Prevent re-entrancy on long running async methods

Sometimes you got async methods you know will run for some time and you want to prevent them from being called while a previous call has not yet finished.

For example, imagine a tool that creates a visualization of the storage use per folder on your harddrive. In order to do that, it has to scan all folders recursively to get the size data. This is a very long task indeed, probably on the order of minutes.

Now while that scanning process is running, it makes hardly any sense to start another one, in fact doing so would slow down the first. Of course, you can prevent that on the UI level, by just disabling the command bound to the “Scan” button once a scan has started and re-enabling it once the scan has finished.

But what if you are writing the API of the file-system scanner, but not the UI? In other words, you got no control over the UI, yet you still want to prevent such simultaneous calls to your scan method?

Let’s say you expose the following API:

public class FileSystemFacade
{
    readonly IFolder _rootFolder;

    // ... other stuff like the constructor etc.

    public Task<long> GetTotalSizeAsync() => _rootFolder.GetSizeAsync();
}

where IFolder.GetSizeAsync() is the method that can run for quite some time.

Remember that Tasks are not really anything special (although the compiler builds some magic around them when encountering await keywords), they are just regular reference types, classes. So how about when being called we just remember the task and when called again we first check if it’s still running? If it is, we just return it, and only if it is no longer running we start a new one?

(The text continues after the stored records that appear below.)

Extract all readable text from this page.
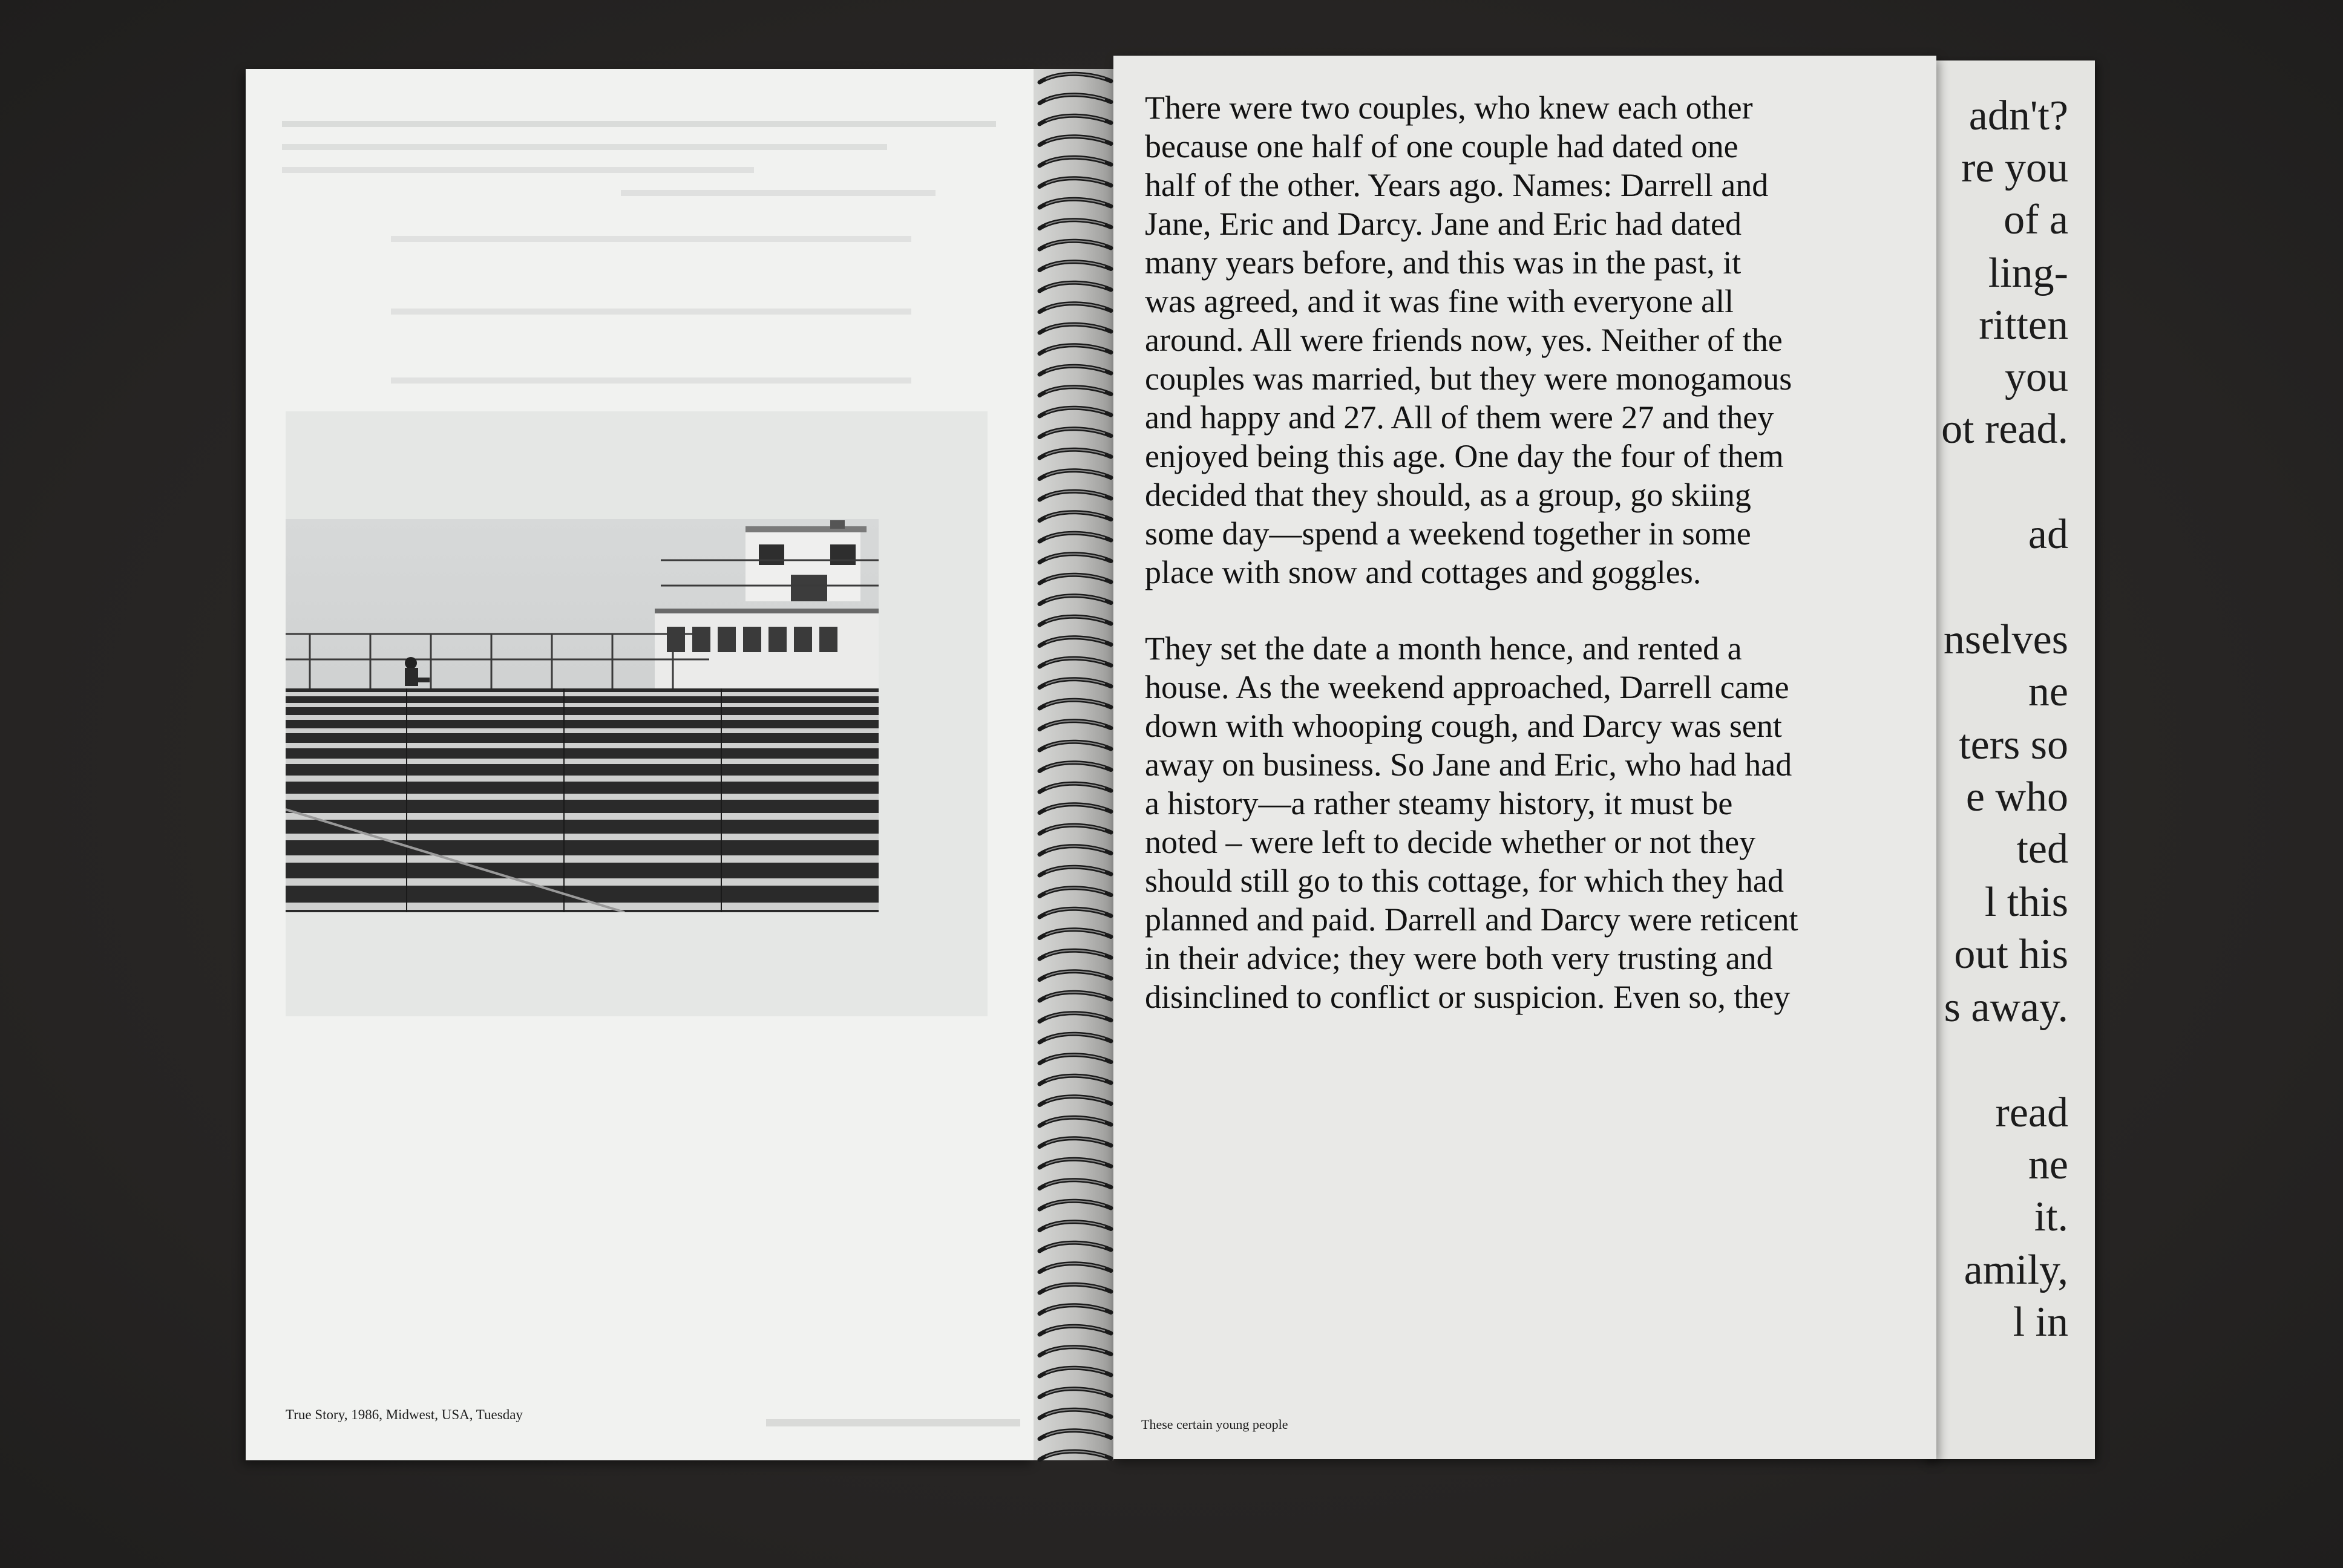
adn't?
re you
of a
ling-
ritten
you
ot read.
ad
nselves
ne
ters so
e who
ted
l this
out his
s away.
read
ne
it.
amily,
l in
True Story, 1986, Midwest, USA, Tuesday

There were two couples, who knew each other
because one half of one couple had dated one
half of the other. Years ago. Names: Darrell and
Jane, Eric and Darcy. Jane and Eric had dated
many years before, and this was in the past, it
was agreed, and it was fine with everyone all
around. All were friends now, yes. Neither of the
couples was married, but they were monogamous
and happy and 27. All of them were 27 and they
enjoyed being this age. One day the four of them
decided that they should, as a group, go skiing
some day—spend a weekend together in some
place with snow and cottages and goggles.

They set the date a month hence, and rented a
house. As the weekend approached, Darrell came
down with whooping cough, and Darcy was sent
away on business. So Jane and Eric, who had had
a history—a rather steamy history, it must be
noted – were left to decide whether or not they
should still go to this cottage, for which they had
planned and paid. Darrell and Darcy were reticent
in their advice; they were both very trusting and
disinclined to conflict or suspicion. Even so, they

These certain young people
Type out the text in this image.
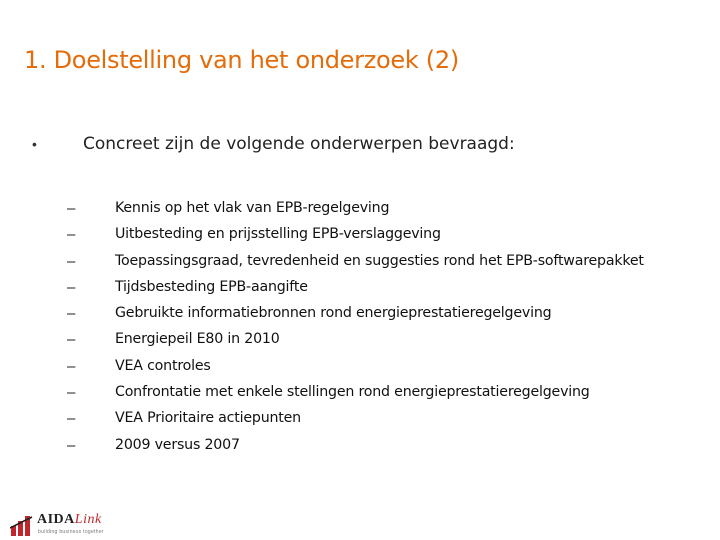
1. Doelstelling van het onderzoek (2)
•	Concreet zijn de volgende onderwerpen bevraagd:
–	Kennis op het vlak van EPB-regelgeving
–	Uitbesteding en prijsstelling EPB-verslaggeving
–	Toepassingsgraad, tevredenheid en suggesties rond het EPB-softwarepakket
–	Tijdsbesteding EPB-aangifte
–	Gebruikte informatiebronnen rond energieprestatieregelgeving
–	Energiepeil E80 in 2010
–	VEA controles
–	Confrontatie met enkele stellingen rond energieprestatieregelgeving
–	VEA Prioritaire actiepunten
–	2009 versus 2007
AIDALink
building business together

What would a test for this behavior look like?

[Test]
public async Task GetTotalSizeAsync_reuses_running_tasks()
{
    var root= Substitute.For<IFolder>();
    var underTest= new FileSystemFacade(root);

    var t1 = new Task<long>(() => 13);
    var t2 = new Task<long>(() => 17);
    root.GetSizeAsync().Returns(t1, t2);  // first call returns t1, 2nd t2
    
    // on the first call we should get t1
    underTest.GetTotalSizeAsync().Should().Be(t1);

    // make a 2nd call while the 1st is still running
    // should still be t1
    underTest.GetTotalSizeAsync().Should().Be(t1); // HERE

    // now make t1 finish
    t1.Start();
    await t1;

    // make a 3rd call after the 1st and 2nd have finished
    // this should now be t2
    underTest.GetTotalSizeAsync().Should().Be(t2);

    // tidy up
    t2.Start();
    await t2;
}

With the existing implementation, the line marked with // HERE will fail.

So far so good, we got an implementation idea and a failing test. Now let’s make that test pass by changing our implementation:

public class FileSystemFacade
{
    readonly IFolder _rootFolder;
    Task<long> _sizeTask;

    // ... other stuff like the constructor etc.

    public Task<long> GetTotalSizeAsync()
    {
        if (_sizeTask != null && !_sizeTask.IsCompleted) return _sizeTask;
        return _sizeTask = _rootFolder.GetSizeAsync();
    }
}

Et voilà, our test passes.

Of course, doing this means that the latest call to our method does not necessarily get the most up-to-date result. In many scenarios, though, like the disk size visualizer example used, this will not really matter.